L’information et le sport en force
Si le divertissement demeure roi, l’information et le sport ne sont pas en reste. Les chaînes de nouvelles comme LCN et RDI ont connu des croissances amenées par une actualité internationale et locale particulièrement chargée dans la dernière année. Même constat du côté du sport, la présence des Canadiens en séries éliminatoires a propulsé TVA Sports, dont l’auditoire a bondi de 21 %. « Les gens veulent de l’information proche de leur réalité, dans leur langue, et ils ont confiance quand ça vient de nos plateformes », souligne Isabelle Fournier.

Des stratégies hybrides
Le rapport révèle que la majorité des nouveautés passent désormais d’abord par les plateformes numériques avant d’arriver à l’antenne. « On voit que les télédiffuseurs veulent utiliser toutes leurs plateformes et rentabiliser leurs productions au maximum. C’est de plus en plus comme ça que les fictions sont lancées : une première fois en numérique, puis à la télé. Antigang est l’exception cette année », observe Isabelle Fournier.

Antigang et les autres coups de cœur
Justement, parlons d’Antigang. Cette quotidienne policière sur les ondes de Radio-Canada, signée Fabienne Larouche et Luc Dionne, est déjà pressentie comme l’un des plus gros succès de la saison. « Le duo Larouche-Dionne est garant de succès. La thématique du crime organisé a toujours eu un grand intérêt au Québec. Et la distribution est de grande qualité », souligne Isabelle. D’ailleur, Cossette Média prévoit déjà que la série occupera la deuxième place des cotes d’écoute de l’automne, juste derrière Chanteurs masqués.

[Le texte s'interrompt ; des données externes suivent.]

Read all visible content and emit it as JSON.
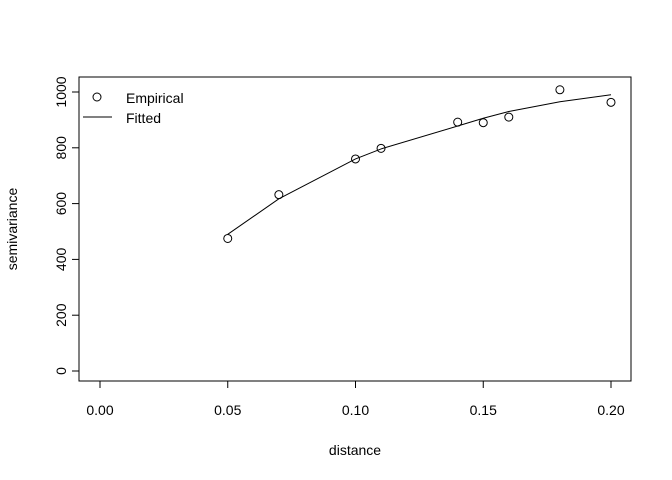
{
  "chart_data": {
    "type": "scatter",
    "title": "",
    "xlabel": "distance",
    "ylabel": "semivariance",
    "xlim": [
      0.0,
      0.2
    ],
    "ylim": [
      0,
      1000
    ],
    "x_ticks": [
      0.0,
      0.05,
      0.1,
      0.15,
      0.2
    ],
    "x_tick_labels": [
      "0.00",
      "0.05",
      "0.10",
      "0.15",
      "0.20"
    ],
    "y_ticks": [
      0,
      200,
      400,
      600,
      800,
      1000
    ],
    "y_tick_labels": [
      "0",
      "200",
      "400",
      "600",
      "800",
      "1000"
    ],
    "grid": false,
    "legend_position": "top-left",
    "series": [
      {
        "name": "Empirical",
        "style": "points",
        "x": [
          0.05,
          0.07,
          0.1,
          0.11,
          0.14,
          0.15,
          0.16,
          0.18,
          0.2
        ],
        "y": [
          475,
          632,
          760,
          798,
          892,
          890,
          910,
          1008,
          963
        ]
      },
      {
        "name": "Fitted",
        "style": "line",
        "x": [
          0.05,
          0.07,
          0.1,
          0.11,
          0.14,
          0.15,
          0.16,
          0.18,
          0.2
        ],
        "y": [
          490,
          617,
          760,
          796,
          878,
          906,
          930,
          965,
          990
        ]
      }
    ],
    "colors": {
      "ink": "#000000",
      "background": "#ffffff"
    }
  }
}
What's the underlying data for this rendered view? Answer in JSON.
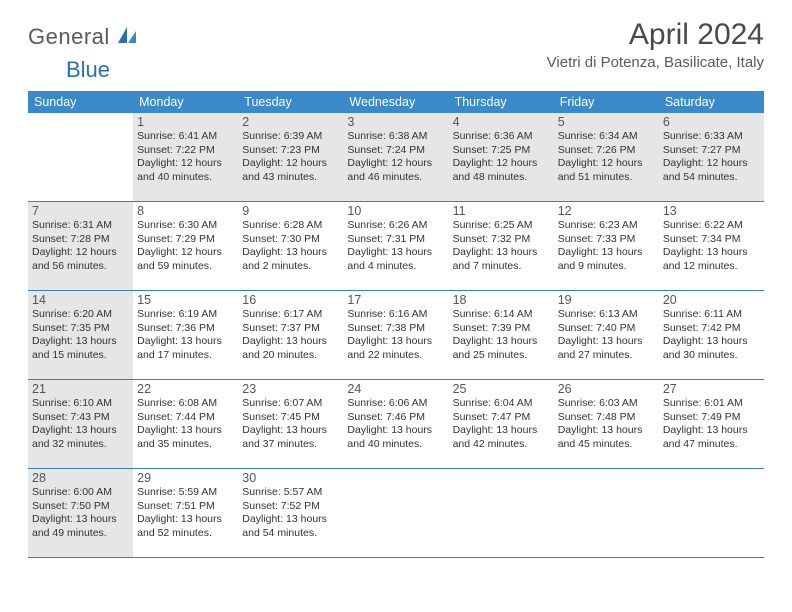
{
  "brand": {
    "part1": "General",
    "part2": "Blue"
  },
  "title": "April 2024",
  "location": "Vietri di Potenza, Basilicate, Italy",
  "colors": {
    "header_bg": "#3a8ac9",
    "border": "#3a7fb5",
    "shaded": "#e6e6e6",
    "text": "#333333",
    "title_text": "#4a4a4a",
    "brand_gray": "#5a5a5a",
    "brand_blue": "#2d6fb5"
  },
  "day_names": [
    "Sunday",
    "Monday",
    "Tuesday",
    "Wednesday",
    "Thursday",
    "Friday",
    "Saturday"
  ],
  "weeks": [
    [
      {
        "day": null
      },
      {
        "day": 1,
        "shaded": true,
        "sunrise": "6:41 AM",
        "sunset": "7:22 PM",
        "daylight": "12 hours and 40 minutes."
      },
      {
        "day": 2,
        "shaded": true,
        "sunrise": "6:39 AM",
        "sunset": "7:23 PM",
        "daylight": "12 hours and 43 minutes."
      },
      {
        "day": 3,
        "shaded": true,
        "sunrise": "6:38 AM",
        "sunset": "7:24 PM",
        "daylight": "12 hours and 46 minutes."
      },
      {
        "day": 4,
        "shaded": true,
        "sunrise": "6:36 AM",
        "sunset": "7:25 PM",
        "daylight": "12 hours and 48 minutes."
      },
      {
        "day": 5,
        "shaded": true,
        "sunrise": "6:34 AM",
        "sunset": "7:26 PM",
        "daylight": "12 hours and 51 minutes."
      },
      {
        "day": 6,
        "shaded": true,
        "sunrise": "6:33 AM",
        "sunset": "7:27 PM",
        "daylight": "12 hours and 54 minutes."
      }
    ],
    [
      {
        "day": 7,
        "shaded": true,
        "sunrise": "6:31 AM",
        "sunset": "7:28 PM",
        "daylight": "12 hours and 56 minutes."
      },
      {
        "day": 8,
        "sunrise": "6:30 AM",
        "sunset": "7:29 PM",
        "daylight": "12 hours and 59 minutes."
      },
      {
        "day": 9,
        "sunrise": "6:28 AM",
        "sunset": "7:30 PM",
        "daylight": "13 hours and 2 minutes."
      },
      {
        "day": 10,
        "sunrise": "6:26 AM",
        "sunset": "7:31 PM",
        "daylight": "13 hours and 4 minutes."
      },
      {
        "day": 11,
        "sunrise": "6:25 AM",
        "sunset": "7:32 PM",
        "daylight": "13 hours and 7 minutes."
      },
      {
        "day": 12,
        "sunrise": "6:23 AM",
        "sunset": "7:33 PM",
        "daylight": "13 hours and 9 minutes."
      },
      {
        "day": 13,
        "sunrise": "6:22 AM",
        "sunset": "7:34 PM",
        "daylight": "13 hours and 12 minutes."
      }
    ],
    [
      {
        "day": 14,
        "shaded": true,
        "sunrise": "6:20 AM",
        "sunset": "7:35 PM",
        "daylight": "13 hours and 15 minutes."
      },
      {
        "day": 15,
        "sunrise": "6:19 AM",
        "sunset": "7:36 PM",
        "daylight": "13 hours and 17 minutes."
      },
      {
        "day": 16,
        "sunrise": "6:17 AM",
        "sunset": "7:37 PM",
        "daylight": "13 hours and 20 minutes."
      },
      {
        "day": 17,
        "sunrise": "6:16 AM",
        "sunset": "7:38 PM",
        "daylight": "13 hours and 22 minutes."
      },
      {
        "day": 18,
        "sunrise": "6:14 AM",
        "sunset": "7:39 PM",
        "daylight": "13 hours and 25 minutes."
      },
      {
        "day": 19,
        "sunrise": "6:13 AM",
        "sunset": "7:40 PM",
        "daylight": "13 hours and 27 minutes."
      },
      {
        "day": 20,
        "sunrise": "6:11 AM",
        "sunset": "7:42 PM",
        "daylight": "13 hours and 30 minutes."
      }
    ],
    [
      {
        "day": 21,
        "shaded": true,
        "sunrise": "6:10 AM",
        "sunset": "7:43 PM",
        "daylight": "13 hours and 32 minutes."
      },
      {
        "day": 22,
        "sunrise": "6:08 AM",
        "sunset": "7:44 PM",
        "daylight": "13 hours and 35 minutes."
      },
      {
        "day": 23,
        "sunrise": "6:07 AM",
        "sunset": "7:45 PM",
        "daylight": "13 hours and 37 minutes."
      },
      {
        "day": 24,
        "sunrise": "6:06 AM",
        "sunset": "7:46 PM",
        "daylight": "13 hours and 40 minutes."
      },
      {
        "day": 25,
        "sunrise": "6:04 AM",
        "sunset": "7:47 PM",
        "daylight": "13 hours and 42 minutes."
      },
      {
        "day": 26,
        "sunrise": "6:03 AM",
        "sunset": "7:48 PM",
        "daylight": "13 hours and 45 minutes."
      },
      {
        "day": 27,
        "sunrise": "6:01 AM",
        "sunset": "7:49 PM",
        "daylight": "13 hours and 47 minutes."
      }
    ],
    [
      {
        "day": 28,
        "shaded": true,
        "sunrise": "6:00 AM",
        "sunset": "7:50 PM",
        "daylight": "13 hours and 49 minutes."
      },
      {
        "day": 29,
        "sunrise": "5:59 AM",
        "sunset": "7:51 PM",
        "daylight": "13 hours and 52 minutes."
      },
      {
        "day": 30,
        "sunrise": "5:57 AM",
        "sunset": "7:52 PM",
        "daylight": "13 hours and 54 minutes."
      },
      {
        "day": null
      },
      {
        "day": null
      },
      {
        "day": null
      },
      {
        "day": null
      }
    ]
  ],
  "labels": {
    "sunrise_prefix": "Sunrise: ",
    "sunset_prefix": "Sunset: ",
    "daylight_prefix": "Daylight: "
  }
}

Les autres nouveautés prometteuses ? Dérive (Crave), un thriller psychologique poignant, tout en suspense ; Société distincte (TVA), un suspense psychologique teinté de science-fiction ; Bellefleur (Noovo), un drame lumineux sur l’amitié et la paternité ; et Piano public (Télé-Québec), la toute première compétition musicale de ce genre au Québec. Sans oublier les retours attendus de STAT, Indéfendable, Infoman, Tout le monde en parle et En direct de l’univers, qui continuent de rallier de larges publics.

Publicité et innovation
La rentrée télé, c’est aussi de l’innovation côté annonceurs. Bell Média a déjà testé au Canada anglais le téléachat interactif avec la technologie Shopsense AI et souhaite désormais l’implanter au Québec. Selon Isabelle, « certains annonceurs pourraient être intéressés par cette façon d’inciter les téléspectateurs à interagir directement avec les produits vus à l’écran ». Radio-Canada, pour sa part, prépare un outil inédit : un calculateur d’empreinte carbone pour les campagnes publicitaires, afin de répondre à la demande croissante des marques soucieuses de leur impact environnemental.

Si les Québécois·es naviguent entre la télé linéaire et la diffusion en continu (streaming), ce n’est pas par défaut, mais bien par choix. « Pour un certain temps encore, il va y avoir un bon mélange des deux. On ne veut pas manquer les productions de Netflix ou Crave, mais on tient aussi à nos rendez-vous quotidiens et à nos vedettes d’ici », résume Isabelle. La télévision québécoise réussit encore à rassembler, à surprendre et à vibrer au rythme de la culture locale. Cette rentrée témoigne une fois de plus que le petit écran est encore bien grand dans le cœur des Québécois·es.